Collected metrics are forwarded to the zymtrace backend alongside profiles and GPU metrics, making it possible to correlate high token latency or low cache hit rates directly with CPU and GPU profiling data.

Enabling Inference Server Metrics​
Each inference server has a dedicated flag. All three are enabled by default, so no extra configuration is needed when the profiler is running alongside a supported server.

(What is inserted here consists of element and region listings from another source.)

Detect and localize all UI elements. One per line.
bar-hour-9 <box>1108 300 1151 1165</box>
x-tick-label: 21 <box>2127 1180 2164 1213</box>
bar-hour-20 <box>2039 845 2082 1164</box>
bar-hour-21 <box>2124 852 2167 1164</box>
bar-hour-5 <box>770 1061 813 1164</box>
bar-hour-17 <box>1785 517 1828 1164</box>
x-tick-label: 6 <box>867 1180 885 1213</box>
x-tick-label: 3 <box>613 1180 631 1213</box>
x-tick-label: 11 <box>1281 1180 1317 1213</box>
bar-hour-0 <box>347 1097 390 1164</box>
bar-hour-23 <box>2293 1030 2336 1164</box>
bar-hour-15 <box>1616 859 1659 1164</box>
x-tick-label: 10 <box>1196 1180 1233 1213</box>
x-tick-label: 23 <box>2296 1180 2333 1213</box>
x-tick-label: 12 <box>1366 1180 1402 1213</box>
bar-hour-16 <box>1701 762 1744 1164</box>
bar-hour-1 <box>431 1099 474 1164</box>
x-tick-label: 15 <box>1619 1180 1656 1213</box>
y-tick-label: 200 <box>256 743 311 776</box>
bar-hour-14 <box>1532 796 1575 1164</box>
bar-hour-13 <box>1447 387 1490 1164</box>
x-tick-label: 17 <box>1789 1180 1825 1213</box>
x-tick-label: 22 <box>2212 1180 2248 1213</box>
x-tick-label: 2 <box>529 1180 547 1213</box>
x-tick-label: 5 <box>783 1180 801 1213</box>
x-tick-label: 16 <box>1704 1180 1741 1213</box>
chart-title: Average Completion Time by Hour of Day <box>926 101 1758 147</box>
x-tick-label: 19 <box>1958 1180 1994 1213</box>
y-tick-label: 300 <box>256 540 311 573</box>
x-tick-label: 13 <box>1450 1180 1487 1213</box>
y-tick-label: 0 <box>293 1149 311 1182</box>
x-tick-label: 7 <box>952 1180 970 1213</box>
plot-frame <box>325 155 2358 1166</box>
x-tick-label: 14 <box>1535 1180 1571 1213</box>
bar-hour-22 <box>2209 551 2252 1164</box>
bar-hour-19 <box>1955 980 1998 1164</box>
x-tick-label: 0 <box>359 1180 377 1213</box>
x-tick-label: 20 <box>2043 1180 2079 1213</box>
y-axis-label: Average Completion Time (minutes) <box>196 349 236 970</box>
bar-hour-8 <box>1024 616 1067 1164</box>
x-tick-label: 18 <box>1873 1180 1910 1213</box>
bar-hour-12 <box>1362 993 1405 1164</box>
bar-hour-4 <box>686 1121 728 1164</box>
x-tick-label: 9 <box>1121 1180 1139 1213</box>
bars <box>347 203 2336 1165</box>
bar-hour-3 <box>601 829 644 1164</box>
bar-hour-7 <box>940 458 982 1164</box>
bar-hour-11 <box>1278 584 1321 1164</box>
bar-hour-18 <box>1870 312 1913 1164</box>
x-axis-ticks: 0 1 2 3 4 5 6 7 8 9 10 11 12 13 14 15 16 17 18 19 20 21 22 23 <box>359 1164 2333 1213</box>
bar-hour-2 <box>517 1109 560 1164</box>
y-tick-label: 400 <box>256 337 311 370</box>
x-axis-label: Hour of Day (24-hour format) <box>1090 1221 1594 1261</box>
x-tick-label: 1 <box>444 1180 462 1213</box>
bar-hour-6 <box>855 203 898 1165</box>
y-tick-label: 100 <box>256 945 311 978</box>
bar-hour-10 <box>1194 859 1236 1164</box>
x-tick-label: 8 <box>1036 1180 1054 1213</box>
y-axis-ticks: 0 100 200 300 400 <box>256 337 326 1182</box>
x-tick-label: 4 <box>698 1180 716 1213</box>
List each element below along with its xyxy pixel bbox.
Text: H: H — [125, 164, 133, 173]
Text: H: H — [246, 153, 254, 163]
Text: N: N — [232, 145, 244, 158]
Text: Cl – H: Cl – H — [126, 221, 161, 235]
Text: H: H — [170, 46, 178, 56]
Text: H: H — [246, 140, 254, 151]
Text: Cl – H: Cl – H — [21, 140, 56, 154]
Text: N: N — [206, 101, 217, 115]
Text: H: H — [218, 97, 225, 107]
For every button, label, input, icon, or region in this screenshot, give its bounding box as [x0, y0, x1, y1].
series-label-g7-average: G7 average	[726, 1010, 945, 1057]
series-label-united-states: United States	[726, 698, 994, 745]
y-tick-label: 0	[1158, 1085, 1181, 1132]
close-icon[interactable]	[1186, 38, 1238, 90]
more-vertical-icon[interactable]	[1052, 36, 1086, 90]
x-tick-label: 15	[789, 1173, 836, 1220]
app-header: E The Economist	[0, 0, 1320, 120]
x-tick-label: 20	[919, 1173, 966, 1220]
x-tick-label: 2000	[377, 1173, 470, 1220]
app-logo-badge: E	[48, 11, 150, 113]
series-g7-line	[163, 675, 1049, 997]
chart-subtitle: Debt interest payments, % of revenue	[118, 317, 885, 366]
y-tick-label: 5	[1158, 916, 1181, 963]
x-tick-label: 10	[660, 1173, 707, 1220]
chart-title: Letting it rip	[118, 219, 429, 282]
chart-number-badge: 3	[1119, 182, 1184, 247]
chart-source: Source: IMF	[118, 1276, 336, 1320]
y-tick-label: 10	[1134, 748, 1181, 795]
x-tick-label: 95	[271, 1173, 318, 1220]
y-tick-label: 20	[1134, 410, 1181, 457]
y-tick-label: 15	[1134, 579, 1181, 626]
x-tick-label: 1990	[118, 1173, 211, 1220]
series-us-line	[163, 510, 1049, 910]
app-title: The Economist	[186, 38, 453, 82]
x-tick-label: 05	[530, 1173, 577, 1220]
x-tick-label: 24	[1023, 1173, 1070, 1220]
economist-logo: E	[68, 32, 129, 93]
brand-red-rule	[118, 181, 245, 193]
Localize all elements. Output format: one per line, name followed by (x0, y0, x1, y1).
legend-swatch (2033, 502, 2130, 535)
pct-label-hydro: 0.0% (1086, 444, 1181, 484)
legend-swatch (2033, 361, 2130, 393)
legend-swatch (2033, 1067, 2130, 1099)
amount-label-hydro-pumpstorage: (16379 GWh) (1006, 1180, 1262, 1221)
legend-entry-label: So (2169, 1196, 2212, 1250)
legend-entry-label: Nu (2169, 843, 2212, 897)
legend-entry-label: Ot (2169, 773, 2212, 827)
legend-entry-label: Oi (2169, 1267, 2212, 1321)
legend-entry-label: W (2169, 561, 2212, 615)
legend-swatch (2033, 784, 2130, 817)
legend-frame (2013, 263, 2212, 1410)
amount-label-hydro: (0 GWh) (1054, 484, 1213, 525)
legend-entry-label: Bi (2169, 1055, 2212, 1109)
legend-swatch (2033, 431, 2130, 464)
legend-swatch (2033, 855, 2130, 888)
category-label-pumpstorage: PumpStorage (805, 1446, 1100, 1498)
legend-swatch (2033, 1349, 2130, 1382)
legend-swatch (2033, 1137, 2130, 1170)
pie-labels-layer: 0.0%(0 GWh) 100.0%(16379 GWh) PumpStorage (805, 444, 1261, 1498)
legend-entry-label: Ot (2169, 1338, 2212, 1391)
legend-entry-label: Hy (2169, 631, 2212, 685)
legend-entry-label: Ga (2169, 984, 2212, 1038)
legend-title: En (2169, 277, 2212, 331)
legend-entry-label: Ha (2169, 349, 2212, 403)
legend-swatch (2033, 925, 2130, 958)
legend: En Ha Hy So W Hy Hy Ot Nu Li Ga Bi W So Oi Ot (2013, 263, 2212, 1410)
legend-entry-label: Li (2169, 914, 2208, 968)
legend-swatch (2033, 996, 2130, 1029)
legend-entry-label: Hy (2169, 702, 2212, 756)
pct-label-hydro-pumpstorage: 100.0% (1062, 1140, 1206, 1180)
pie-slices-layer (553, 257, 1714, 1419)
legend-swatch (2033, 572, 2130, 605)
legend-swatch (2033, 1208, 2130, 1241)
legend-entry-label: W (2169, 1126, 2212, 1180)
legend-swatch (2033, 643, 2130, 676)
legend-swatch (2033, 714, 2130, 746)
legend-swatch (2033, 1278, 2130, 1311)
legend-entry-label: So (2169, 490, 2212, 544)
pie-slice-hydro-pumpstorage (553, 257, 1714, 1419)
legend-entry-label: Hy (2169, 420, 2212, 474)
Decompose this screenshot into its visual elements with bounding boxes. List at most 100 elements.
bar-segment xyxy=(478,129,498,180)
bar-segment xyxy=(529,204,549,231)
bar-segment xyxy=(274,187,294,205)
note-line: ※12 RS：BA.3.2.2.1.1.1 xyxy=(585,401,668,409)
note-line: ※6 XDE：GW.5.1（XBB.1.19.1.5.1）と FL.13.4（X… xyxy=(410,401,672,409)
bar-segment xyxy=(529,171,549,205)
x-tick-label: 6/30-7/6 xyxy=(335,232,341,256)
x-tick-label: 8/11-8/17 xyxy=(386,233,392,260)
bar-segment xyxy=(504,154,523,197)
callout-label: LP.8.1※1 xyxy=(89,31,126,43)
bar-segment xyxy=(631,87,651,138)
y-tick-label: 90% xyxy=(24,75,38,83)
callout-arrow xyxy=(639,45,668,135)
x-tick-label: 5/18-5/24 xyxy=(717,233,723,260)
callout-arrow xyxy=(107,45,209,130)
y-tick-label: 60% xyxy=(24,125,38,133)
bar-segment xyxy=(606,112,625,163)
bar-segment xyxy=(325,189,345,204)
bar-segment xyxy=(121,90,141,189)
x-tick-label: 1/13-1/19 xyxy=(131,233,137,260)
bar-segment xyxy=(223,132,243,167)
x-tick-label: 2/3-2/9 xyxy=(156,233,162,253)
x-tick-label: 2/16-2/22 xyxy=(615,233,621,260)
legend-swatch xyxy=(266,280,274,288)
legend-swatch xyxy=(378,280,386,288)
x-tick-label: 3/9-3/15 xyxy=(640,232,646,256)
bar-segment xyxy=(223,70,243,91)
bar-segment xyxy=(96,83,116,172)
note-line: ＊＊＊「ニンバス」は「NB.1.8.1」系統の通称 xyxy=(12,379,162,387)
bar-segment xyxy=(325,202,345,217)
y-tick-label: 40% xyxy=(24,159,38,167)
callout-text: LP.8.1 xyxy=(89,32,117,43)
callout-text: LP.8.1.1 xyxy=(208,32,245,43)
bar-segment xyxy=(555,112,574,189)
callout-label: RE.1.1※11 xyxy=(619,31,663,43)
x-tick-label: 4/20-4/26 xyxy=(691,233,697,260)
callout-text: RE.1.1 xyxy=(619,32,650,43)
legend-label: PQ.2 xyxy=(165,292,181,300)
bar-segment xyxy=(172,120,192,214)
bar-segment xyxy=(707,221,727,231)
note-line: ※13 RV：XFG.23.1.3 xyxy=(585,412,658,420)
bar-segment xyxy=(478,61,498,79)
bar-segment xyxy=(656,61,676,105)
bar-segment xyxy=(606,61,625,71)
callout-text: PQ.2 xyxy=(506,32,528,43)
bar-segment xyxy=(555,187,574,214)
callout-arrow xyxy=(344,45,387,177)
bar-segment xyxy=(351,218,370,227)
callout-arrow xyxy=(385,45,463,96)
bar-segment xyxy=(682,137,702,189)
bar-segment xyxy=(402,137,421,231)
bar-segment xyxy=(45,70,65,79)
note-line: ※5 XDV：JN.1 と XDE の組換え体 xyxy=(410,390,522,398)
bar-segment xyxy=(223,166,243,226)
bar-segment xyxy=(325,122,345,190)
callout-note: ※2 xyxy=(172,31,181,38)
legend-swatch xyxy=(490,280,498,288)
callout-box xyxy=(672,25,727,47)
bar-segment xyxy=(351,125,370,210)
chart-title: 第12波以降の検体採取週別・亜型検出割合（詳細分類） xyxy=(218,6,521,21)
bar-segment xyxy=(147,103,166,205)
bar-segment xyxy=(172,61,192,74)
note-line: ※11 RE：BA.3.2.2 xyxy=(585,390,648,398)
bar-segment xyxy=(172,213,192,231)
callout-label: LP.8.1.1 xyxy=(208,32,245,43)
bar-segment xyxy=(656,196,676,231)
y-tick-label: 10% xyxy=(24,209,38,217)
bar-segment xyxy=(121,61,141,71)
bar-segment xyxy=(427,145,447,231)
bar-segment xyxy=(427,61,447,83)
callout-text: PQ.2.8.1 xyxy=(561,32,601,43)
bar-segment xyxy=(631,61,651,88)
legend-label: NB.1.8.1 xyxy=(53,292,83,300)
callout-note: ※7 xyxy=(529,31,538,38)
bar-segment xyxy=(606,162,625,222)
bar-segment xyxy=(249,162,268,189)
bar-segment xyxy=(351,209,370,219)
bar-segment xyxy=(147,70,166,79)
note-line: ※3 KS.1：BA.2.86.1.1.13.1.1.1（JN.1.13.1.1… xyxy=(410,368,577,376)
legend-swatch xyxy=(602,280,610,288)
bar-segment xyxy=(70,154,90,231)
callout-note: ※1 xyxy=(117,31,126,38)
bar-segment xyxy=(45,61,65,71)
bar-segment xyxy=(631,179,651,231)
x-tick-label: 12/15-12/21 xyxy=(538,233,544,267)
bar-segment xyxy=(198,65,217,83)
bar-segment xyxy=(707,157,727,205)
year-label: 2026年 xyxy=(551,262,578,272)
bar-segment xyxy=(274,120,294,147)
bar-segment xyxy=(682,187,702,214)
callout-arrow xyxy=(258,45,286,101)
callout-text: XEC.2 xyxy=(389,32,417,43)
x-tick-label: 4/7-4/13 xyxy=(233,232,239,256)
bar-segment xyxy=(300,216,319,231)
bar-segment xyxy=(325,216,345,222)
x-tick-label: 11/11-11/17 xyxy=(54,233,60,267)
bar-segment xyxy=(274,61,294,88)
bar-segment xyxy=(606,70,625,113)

| Inference Server | CLI Flag | Environment Variable | Default |
|---|---|---|---|
| vLLM | -enable-vllm-metrics | ZYMTRACE_ENABLE_VLLM_METRICS | true |
| SGLang | -enable-sglang-metrics | ZYMTRACE_ENABLE_SGLANG_METRICS | true |
| NVIDIA Dynamo-Triton | -enable-triton-metrics | ZYMTRACE_ENABLE_TRITON_METRICS | true |
To explicitly disable metrics collection for a specific server, set the flag to false:
# Disable only vLLM metrics
sudo ./zymtrace-profiler \
-collection-agent=gateway.company.com:443 \
-enable-vllm-metrics=false
Or via environment variable:
export ZYMTRACE_ENABLE_VLLM_METRICS=false
sudo ./zymtrace-profiler -collection-agent=gateway.company.com:443
Configuration Reference​
See the Profiler ENV & CLI Args page for the full list of configuration options, including -collect-metrics-interval which controls how frequently all metrics (GPU, host, and inference server) are scraped.
Viewing metrics​
To view the inference metrics in zymtrace, expand the Fleet-wide Metrics entry in the sidebar, then select vLLM, SGLang, or Dynamo-Triton.
Digging deeper with profiles​
Metrics tell you what is slow, profiles tell you why. When a metric data point looks anomalous, you can jump straight to the GPU flamegraph for that moment in time.
Click any data point on a metric chart and select Analyze with GPU flamegraph from the pop-up menu. zymtrace will open the flamegraph scoped to that exact timestamp, so you can immediately see which CUDA kernels were consuming resources when the metric spiked.